After Lamberth referred perjury charges against Magaziner to the Justice Department, an investigative report issued by the soon-to-be-elevated Holder on Aug. 3, 1995, concluded that Magaziner's statement was not "factually false." But critics point out that Clinton-appointee Holder's proMagaziner argument amounted to a rationalization of Magaziner's lie that could have been dreamed up by O.J. Simpson's legal team. Holder decided it was impossible to legally determine what the words "membership" and "employee" meant. He argued that someone who never applied for a government job, never worked for the government, and was never paid by the government, could be considered a government "employee." (See box.)

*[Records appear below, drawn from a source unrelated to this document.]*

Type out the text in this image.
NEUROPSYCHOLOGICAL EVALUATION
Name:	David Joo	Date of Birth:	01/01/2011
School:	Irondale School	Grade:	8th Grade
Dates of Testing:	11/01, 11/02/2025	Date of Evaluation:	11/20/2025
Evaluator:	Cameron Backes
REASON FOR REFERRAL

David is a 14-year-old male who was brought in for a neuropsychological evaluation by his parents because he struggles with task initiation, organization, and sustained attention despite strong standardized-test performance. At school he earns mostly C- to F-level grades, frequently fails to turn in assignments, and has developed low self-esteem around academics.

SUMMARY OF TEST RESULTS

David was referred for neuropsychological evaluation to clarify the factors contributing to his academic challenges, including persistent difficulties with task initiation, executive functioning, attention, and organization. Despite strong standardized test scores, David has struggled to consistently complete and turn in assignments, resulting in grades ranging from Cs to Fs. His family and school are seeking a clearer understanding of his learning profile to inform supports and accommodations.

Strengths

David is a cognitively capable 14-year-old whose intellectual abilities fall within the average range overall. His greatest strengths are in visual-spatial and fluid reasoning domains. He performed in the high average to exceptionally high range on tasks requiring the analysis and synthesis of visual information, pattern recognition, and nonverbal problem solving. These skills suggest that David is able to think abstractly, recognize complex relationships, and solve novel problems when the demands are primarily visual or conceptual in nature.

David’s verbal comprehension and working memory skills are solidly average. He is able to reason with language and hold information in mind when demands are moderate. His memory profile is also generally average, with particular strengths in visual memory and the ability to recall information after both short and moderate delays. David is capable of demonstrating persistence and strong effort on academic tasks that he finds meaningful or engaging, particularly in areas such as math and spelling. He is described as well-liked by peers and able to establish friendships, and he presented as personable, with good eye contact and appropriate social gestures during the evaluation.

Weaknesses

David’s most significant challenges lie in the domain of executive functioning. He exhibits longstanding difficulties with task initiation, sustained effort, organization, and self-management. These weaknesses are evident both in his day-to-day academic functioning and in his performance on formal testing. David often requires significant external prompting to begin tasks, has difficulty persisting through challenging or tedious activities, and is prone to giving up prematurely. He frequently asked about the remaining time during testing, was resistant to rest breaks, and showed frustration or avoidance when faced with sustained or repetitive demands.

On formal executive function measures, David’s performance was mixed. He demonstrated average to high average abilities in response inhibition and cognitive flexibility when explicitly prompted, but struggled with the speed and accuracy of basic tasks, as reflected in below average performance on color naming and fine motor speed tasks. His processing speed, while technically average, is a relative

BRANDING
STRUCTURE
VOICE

Holder did admit in a letter delivered to Judge Lamberth a few weeks after his investigative report that the administration did commit "tactical misjudgments." That cop-out, ironically, could now have implications for Beth Nolan, who as an attorney in the White House counsel's office helped draft Magaziner's lying affidavit. Nolan awaits confirmation in the Senate as chief of the Justice Department's Office of Legal Counsel.